La présence d’un démonstrateur peut dans certains cas faciliter l’acceptation d’un aliment nouveau. Chez la poule domestique adulte, la présence d’un démonstrateur entraîné à picorer l’aliment familier coloré artificiellement en rouge (couleur à la base aversive) peut favoriser l’acceptation de ce même aliment coloré par des observateurs [32]. Au sein d’un groupe, le statut social joue aussi un rôle important dans la manière dont les animaux vont approcher une ressource inconnue. Par exemple, chez la corneille noire (Corvus corone), les mâles reproducteurs, dominants, sont toujours les premiers à initier le contact avec l’aliment nouveau, suivis par les mâles immigrants, puis par les jeunes et enfin par les femelles reproductrices, ce qui correspond à la hiérarchie de rang social observée dans cette espèce [33]. De la même manière chez le grand corbeau il existe un initiateur de contact avec l’aliment nouveau qui sera de statut dominant. Les subordonnés ne s’intéressent qu’aux items déjà explorés par l’initiateur, même s’ils ont faim et même si d’autres items sont proches [9]. L’exploration du mâle dominant permettrait aux subordonnés de surmonter leur néophobie alimentaire, ce qu’ils ne font pas en l’absence de l’initiateur. Chez les choucas des tours (Coloeus monedula) ou la mésange à tête noire (Poecile atricapillus) les initiateurs du contact sont des oiseaux de rang moyen ou bas, les oiseaux de haut rang social ne s’approchant de l’aliment nouveau qu’après initiation de ce premier contact par un autre individu [34]. Le fait d’être chassés des ressources pourrait favoriser l’exploration d’autres ressources et la prise de risques par les subordonnés pour s’alimenter.
Conclusion
L’ensemble des données montre que la néophobie alimentaire ne se résume pas une simple réponse d’évitement face à un aliment inconnu.

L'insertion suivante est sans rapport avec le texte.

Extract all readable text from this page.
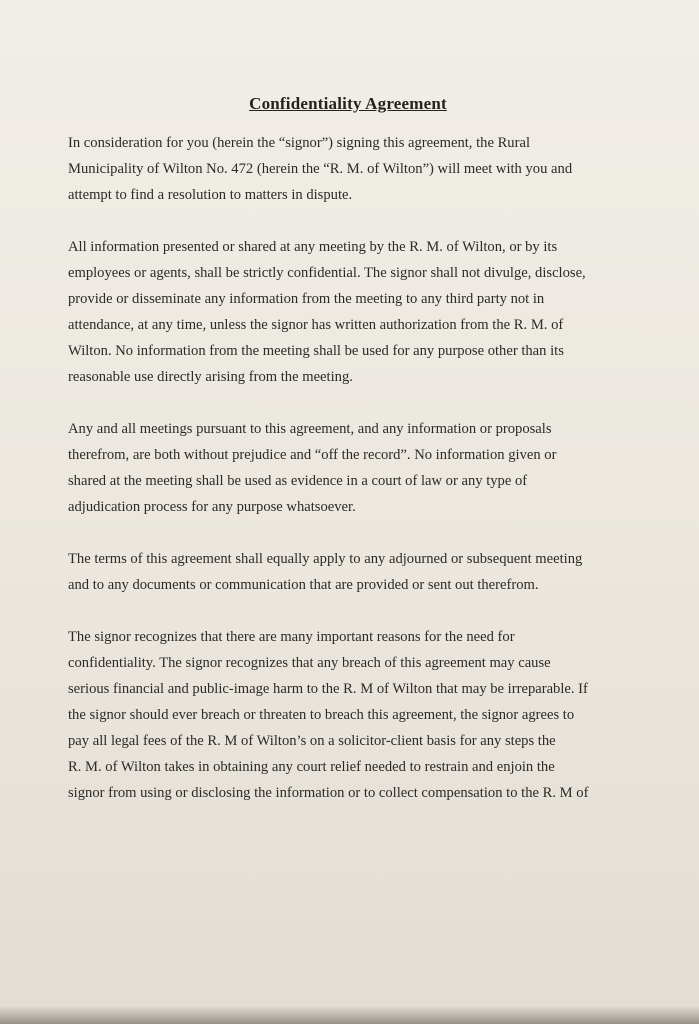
Confidentiality Agreement
In consideration for you (herein the “signor”) signing this agreement, the Rural
Municipality of Wilton No. 472 (herein the “R. M. of Wilton”) will meet with you and
attempt to find a resolution to matters in dispute.
All information presented or shared at any meeting by the R. M. of Wilton, or by its
employees or agents, shall be strictly confidential. The signor shall not divulge, disclose,
provide or disseminate any information from the meeting to any third party not in
attendance, at any time, unless the signor has written authorization from the R. M. of
Wilton. No information from the meeting shall be used for any purpose other than its
reasonable use directly arising from the meeting.
Any and all meetings pursuant to this agreement, and any information or proposals
therefrom, are both without prejudice and “off the record”. No information given or
shared at the meeting shall be used as evidence in a court of law or any type of
adjudication process for any purpose whatsoever.
The terms of this agreement shall equally apply to any adjourned or subsequent meeting
and to any documents or communication that are provided or sent out therefrom.
The signor recognizes that there are many important reasons for the need for
confidentiality. The signor recognizes that any breach of this agreement may cause
serious financial and public-image harm to the R. M of Wilton that may be irreparable. If
the signor should ever breach or threaten to breach this agreement, the signor agrees to
pay all legal fees of the R. M of Wilton’s on a solicitor-client basis for any steps the
R. M. of Wilton takes in obtaining any court relief needed to restrain and enjoin the
signor from using or disclosing the information or to collect compensation to the R. M of
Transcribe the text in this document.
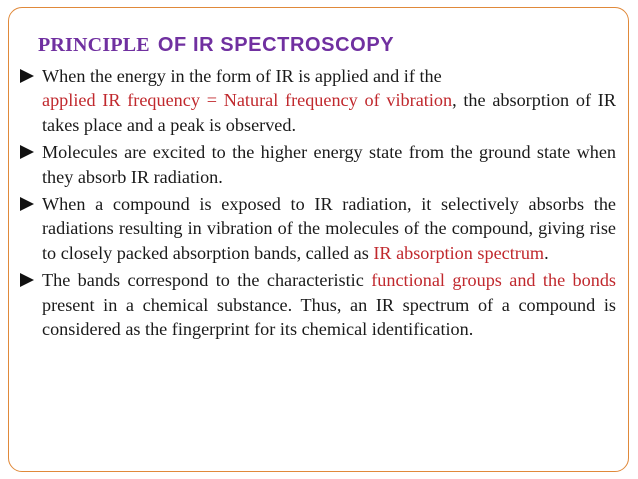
PRINCIPLE OF IR SPECTROSCOPY
When the energy in the form of IR is applied and if the
applied IR frequency = Natural frequency of vibration, the absorption of IR takes place and a peak is observed.
Molecules are excited to the higher energy state from the ground state when they absorb IR radiation.
When a compound is exposed to IR radiation, it selectively absorbs the radiations resulting in vibration of the molecules of the compound, giving rise to closely packed absorption bands, called as IR absorption spectrum.
The bands correspond to the characteristic functional groups and the bonds present in a chemical substance. Thus, an IR spectrum of a compound is considered as the fingerprint for its chemical identification.
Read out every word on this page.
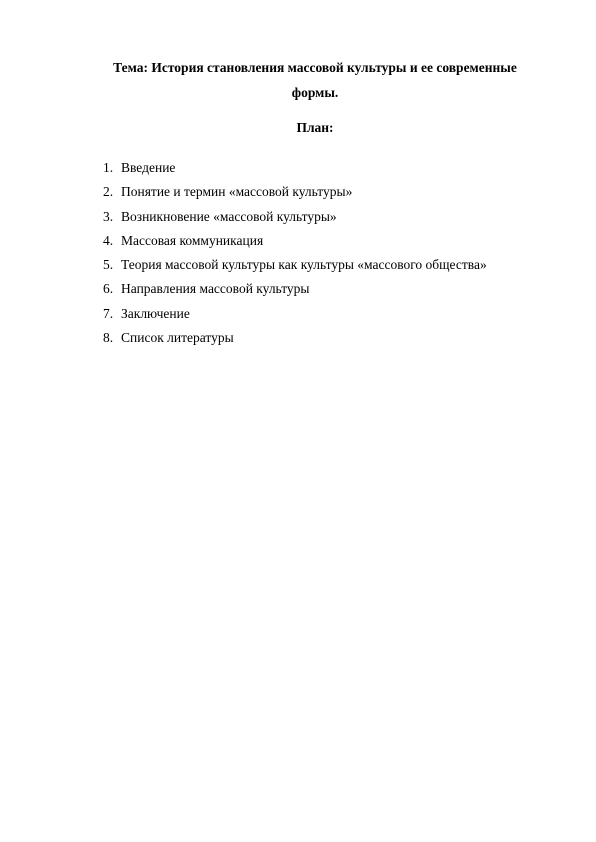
Тема: История становления массовой культуры и ее современные формы.
План:
1. Введение
2. Понятие и термин «массовой культуры»
3. Возникновение «массовой культуры»
4. Массовая коммуникация
5. Теория массовой культуры как культуры «массового общества»
6. Направления массовой культуры
7. Заключение
8. Список литературы
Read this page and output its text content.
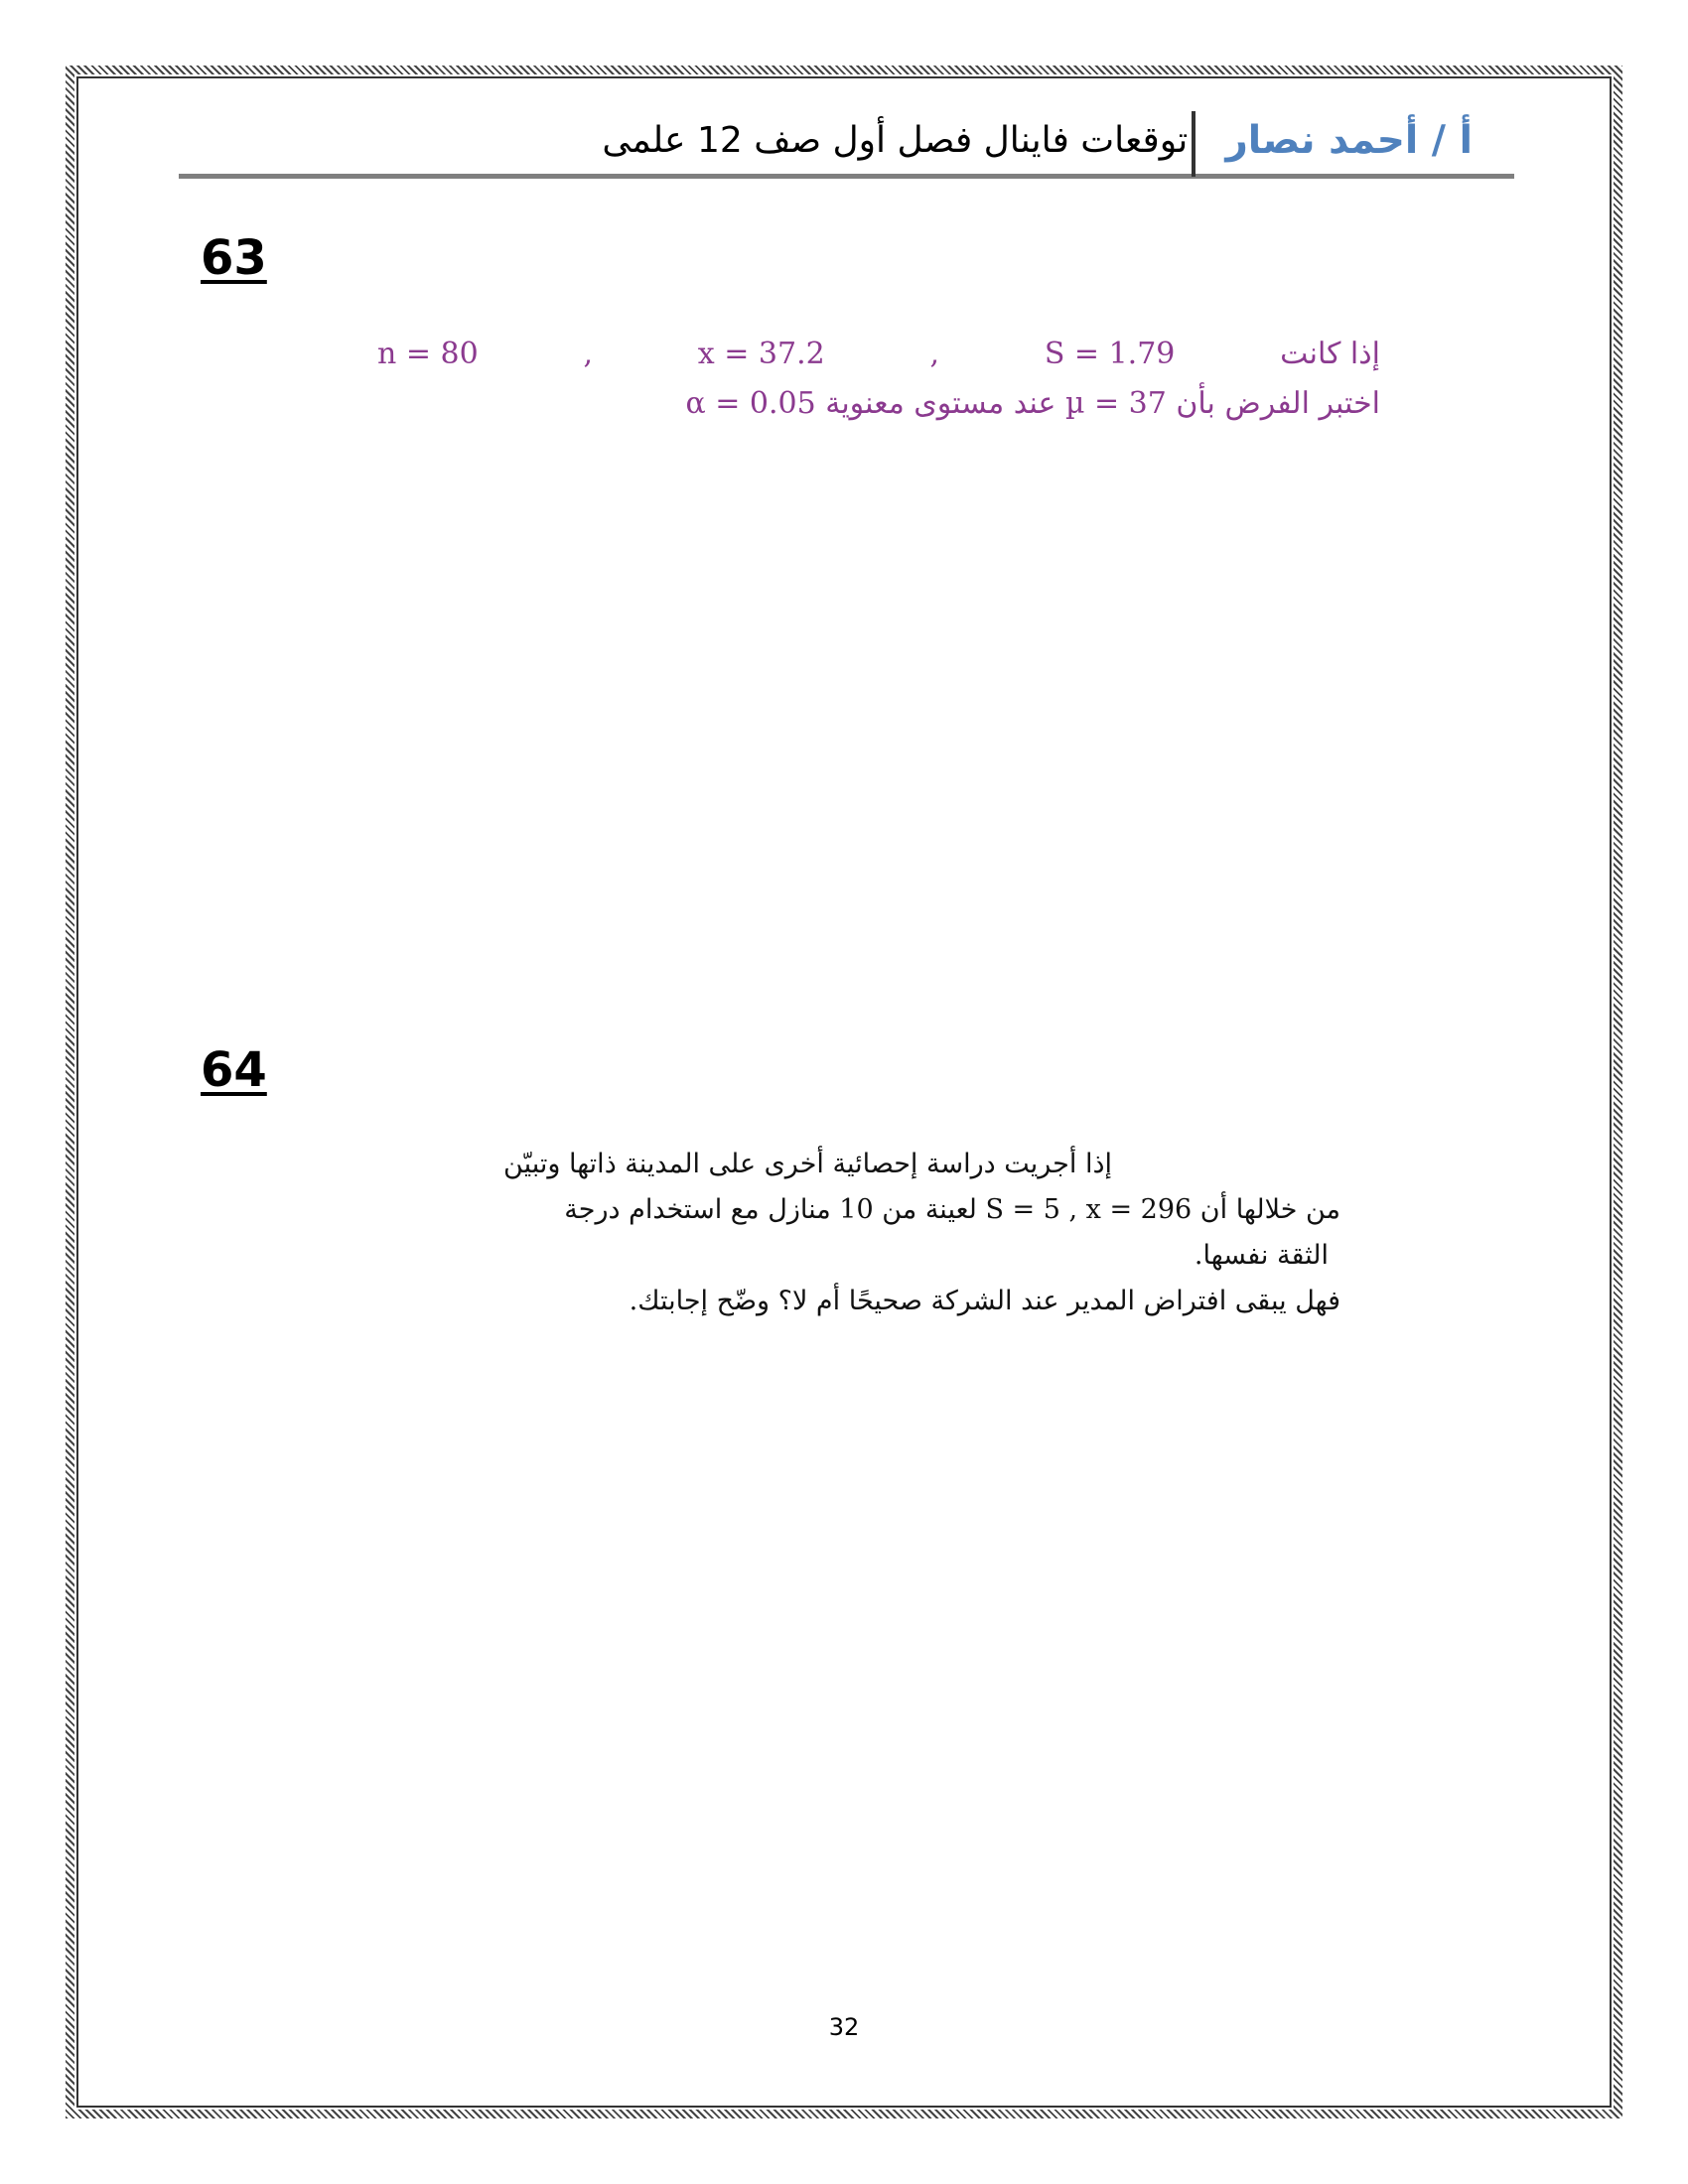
أ / أحمد نصار
توقعات فاينال فصل أول صف 12 علمى
63
n = 80	,	x = 37.2	,	S = 1.79	إذا كانت
اختبر الفرض بأن µ = 37 عند مستوى معنوية α = 0.05
64
إذا أجريت دراسة إحصائية أخرى على المدينة ذاتها وتبيّن
من خلالها أن S = 5 , x = 296 لعينة من 10 منازل مع استخدام درجة
الثقة نفسها.
فهل يبقى افتراض المدير عند الشركة صحيحًا أم لا؟ وضّح إجابتك.
32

À la base de ce comportement se déroule un processus cognitif consistant à percevoir, évaluer et catégoriser l’aliment comme connu ou inconnu. Ce processus fait appel à la fois à la perception des informations sensorielles provenant de l’aliment, à l’apprentissage et à la mémoire. L’évaluation qui sera faite de l’aliment conduira ou non à l’expression de néophobie. La grande variabilité observée dans l’expression de ce comportement peut s’expliquer, d’après la littérature, par l’importance considérable de l’expérience de chaque individu avec son environnement biotique et abiotique. Encore très peu étudiée, l’expérience in ovo peut, à la base, prédisposer les individus à exprimer plus ou moins de néophobie notamment en jouant sur la construction du système limbique. Par la suite, après l’éclosion, nous pouvons penser que plus les oiseaux auront une expérience sensorielle diversifiée au cours de leur vie (sans risque d’intoxication) moins ils seront enclins à exprimer de la néophobie.